I use SoX for recording on Windows, mostly. It's the tool I find the easiest to use, and it has never let me down so far.
SoX doesn't seem to support Opus yet, however. I asked on the SoX mailing list about that some time ago, but all I got, was someone translating my question into Esperanto, and telling me to ask all further question in Esperanto as well. No answer as such, though.
Does anybody know when Opus support will come to SoX? I don't need it desperately, but the computers that do the recordings only run Windows, and on that, SoX is the only sound recording tool that makes sense to me. I'd like to play around a bit, see how well it works with my 8 hours long live recordings.

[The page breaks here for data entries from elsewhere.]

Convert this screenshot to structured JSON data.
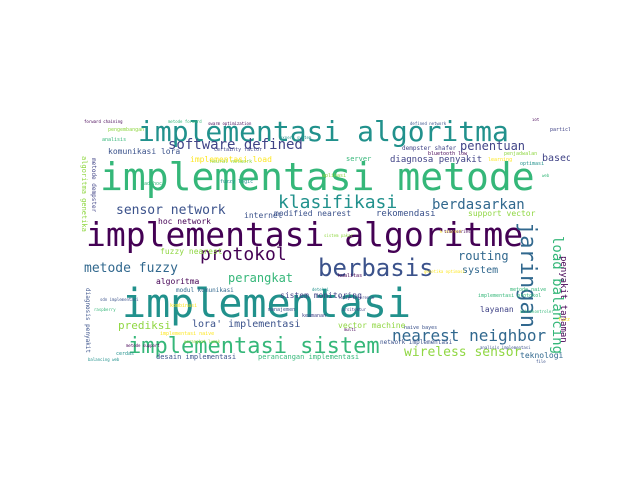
{
  "palette": {
    "purple": "#440154",
    "indigo": "#3b528b",
    "blue": "#31688e",
    "teal": "#21918c",
    "green": "#35b779",
    "lime": "#90d743",
    "yellow": "#fde725",
    "navy": "#414487"
  },
  "words": [
    {
      "text": "implementasi algoritma",
      "color": "#21918c"
    },
    {
      "text": "implementasi metode",
      "color": "#35b779"
    },
    {
      "text": "implementasi algoritme",
      "color": "#440154"
    },
    {
      "text": "implementasi",
      "color": "#21918c"
    },
    {
      "text": "implementasi sistem",
      "color": "#35b779"
    },
    {
      "text": "berbasis",
      "color": "#3b528b"
    },
    {
      "text": "protokol",
      "color": "#440154"
    },
    {
      "text": "klasifikasi",
      "color": "#21918c"
    },
    {
      "text": "software defined",
      "color": "#414487"
    },
    {
      "text": "berdasarkan",
      "color": "#31688e"
    },
    {
      "text": "jaringan",
      "color": "#31688e"
    },
    {
      "text": "nearest neighbor",
      "color": "#31688e"
    },
    {
      "text": "load balancing",
      "color": "#35b779"
    },
    {
      "text": "wireless sensor",
      "color": "#90d743"
    },
    {
      "text": "sensor network",
      "color": "#3b528b"
    },
    {
      "text": "metode fuzzy",
      "color": "#31688e"
    },
    {
      "text": "penentuan",
      "color": "#414487"
    },
    {
      "text": "routing",
      "color": "#31688e"
    },
    {
      "text": "perangkat",
      "color": "#35b779"
    },
    {
      "text": "prediksi",
      "color": "#90d743"
    },
    {
      "text": "lora' implementasi",
      "color": "#3b528b"
    },
    {
      "text": "system",
      "color": "#31688e"
    },
    {
      "text": "based",
      "color": "#414487"
    },
    {
      "text": "penyakit tanaman",
      "color": "#440154"
    },
    {
      "text": "rekomendasi",
      "color": "#3b528b"
    },
    {
      "text": "diagnosa penyakit",
      "color": "#414487"
    },
    {
      "text": "implementasi load",
      "color": "#fde725"
    },
    {
      "text": "komunikasi lora",
      "color": "#3b528b"
    },
    {
      "text": "hoc network",
      "color": "#440154"
    },
    {
      "text": "internet",
      "color": "#3b528b"
    },
    {
      "text": "modified nearest",
      "color": "#3b528b"
    },
    {
      "text": "support vector",
      "color": "#90d743"
    },
    {
      "text": "layanan",
      "color": "#414487"
    },
    {
      "text": "teknologi",
      "color": "#31688e"
    },
    {
      "text": "fuzzy nearest",
      "color": "#90d743"
    },
    {
      "text": "algoritma",
      "color": "#440154"
    },
    {
      "text": "sistem monitoring",
      "color": "#414487"
    },
    {
      "text": "vector machine",
      "color": "#90d743"
    },
    {
      "text": "server",
      "color": "#35b779"
    },
    {
      "text": "desain implementasi",
      "color": "#3b528b"
    },
    {
      "text": "perancangan implementasi",
      "color": "#35b779"
    },
    {
      "text": "dempster shafer",
      "color": "#414487"
    },
    {
      "text": "algoritma genetika",
      "color": "#90d743"
    },
    {
      "text": "metode dempster",
      "color": "#414487"
    },
    {
      "text": "diagnosis penyakit",
      "color": "#3b528b"
    },
    {
      "text": "modul komunikasi",
      "color": "#31688e"
    },
    {
      "text": "pengembangan",
      "color": "#90d743"
    },
    {
      "text": "analisis",
      "color": "#35b779"
    },
    {
      "text": "cerdas",
      "color": "#21918c"
    },
    {
      "text": "kombinasi",
      "color": "#fde725"
    },
    {
      "text": "naive bayes",
      "color": "#3b528b"
    },
    {
      "text": "network  implementasi",
      "color": "#3b528b"
    },
    {
      "text": "certainty factor",
      "color": "#414487"
    },
    {
      "text": "neural network",
      "color": "#90d743"
    },
    {
      "text": "ad hoc",
      "color": "#35b779"
    },
    {
      "text": "implementasi naive",
      "color": "#fde725"
    },
    {
      "text": "bluetooth low",
      "color": "#440154"
    },
    {
      "text": "fuzzy logic",
      "color": "#21918c"
    },
    {
      "text": "aplikasi",
      "color": "#90d743"
    },
    {
      "text": "implementasi protokol",
      "color": "#35b779"
    },
    {
      "text": "learning",
      "color": "#fde725"
    },
    {
      "text": "manajemen",
      "color": "#3b528b"
    },
    {
      "text": "keamanan",
      "color": "#414487"
    },
    {
      "text": "kualitas",
      "color": "#440154"
    },
    {
      "text": "metode naive",
      "color": "#35b779"
    },
    {
      "text": "penjadwalan",
      "color": "#90d743"
    },
    {
      "text": "optimasi",
      "color": "#21918c"
    },
    {
      "text": "fuzzy tsukamoto",
      "color": "#fde725"
    },
    {
      "text": "particle swarm",
      "color": "#414487"
    },
    {
      "text": "swarm optimization",
      "color": "#440154"
    },
    {
      "text": "defined network",
      "color": "#3b528b"
    },
    {
      "text": "metode forward",
      "color": "#35b779"
    },
    {
      "text": "forward chaining",
      "color": "#440154"
    },
    {
      "text": "expert system",
      "color": "#21918c"
    },
    {
      "text": "sistem pakar",
      "color": "#90d743"
    },
    {
      "text": "k nearest",
      "color": "#fde725"
    },
    {
      "text": "multi",
      "color": "#440154"
    },
    {
      "text": "arsitektur",
      "color": "#414487"
    },
    {
      "text": "analisis implementasi",
      "color": "#3b528b"
    },
    {
      "text": "raspberry",
      "color": "#35b779"
    },
    {
      "text": "balancing web",
      "color": "#21918c"
    },
    {
      "text": "perangkat lunak",
      "color": "#90d743"
    },
    {
      "text": "metode support",
      "color": "#440154"
    },
    {
      "text": "sdn implementasi",
      "color": "#3b528b"
    },
    {
      "text": "mikrokontroler",
      "color": "#35b779"
    },
    {
      "text": "genetika optimasi",
      "color": "#fde725"
    },
    {
      "text": "fuzzy inference",
      "color": "#414487"
    },
    {
      "text": "time series",
      "color": "#440154"
    },
    {
      "text": "deteksi",
      "color": "#21918c"
    },
    {
      "text": "iot",
      "color": "#440154"
    },
    {
      "text": "file",
      "color": "#3b528b"
    },
    {
      "text": "web",
      "color": "#35b779"
    }
  ]
}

I guess you could probably use sox as 'rec' to record 48kHz audio and direct it as WAV PCM or a similar raw stream but direct that output to stdout then direct that to opusenc as input. You could try testing that.

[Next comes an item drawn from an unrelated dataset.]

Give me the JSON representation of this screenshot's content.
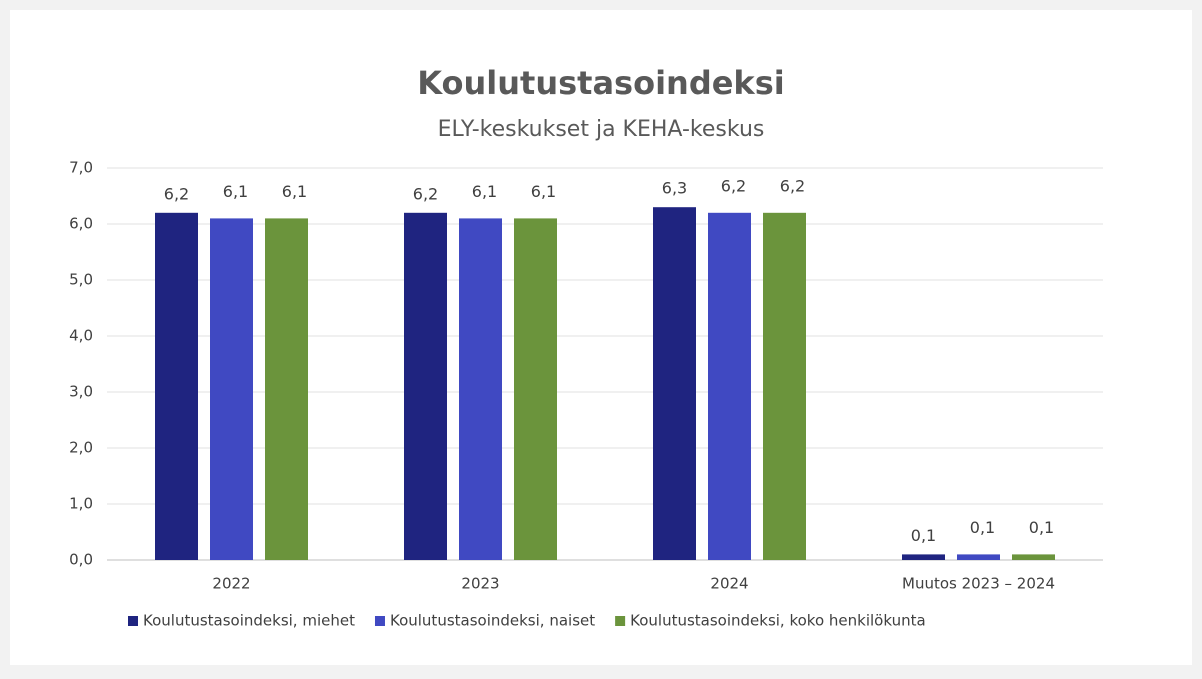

I'm just curious if pre-resampling with SoX to 48khz is good enough, i.e. no internal resampling by libopus is made
Curious? Then, as usual, simply check http://src.infinitewave.ca/ (http://src.infinitewave.ca/). As you will see, SoX does pretty great, particularly at “VHQ”. I really doubt you need to worry. I presume the resampler in Opus is equally competent.
I presume the resampler in Opus is equally competent.
It uses the Xiph Speex resampler (also from that link), which is quite good.
I guess you could probably use sox as 'rec' to record 48kHz audio and direct it as WAV PCM or a similar raw stream but direct that output to stdout then direct that to opusenc as input. You could try testing that.
It's actually what I do right now:
rec -t raw - | opusenc --raw - %filename%
It works OK, and all, but I still need to install the Opus tools, etc. On windows, that isn't exactly pleasant. That is, using the console in general, isn't a pleasant experience on Windows.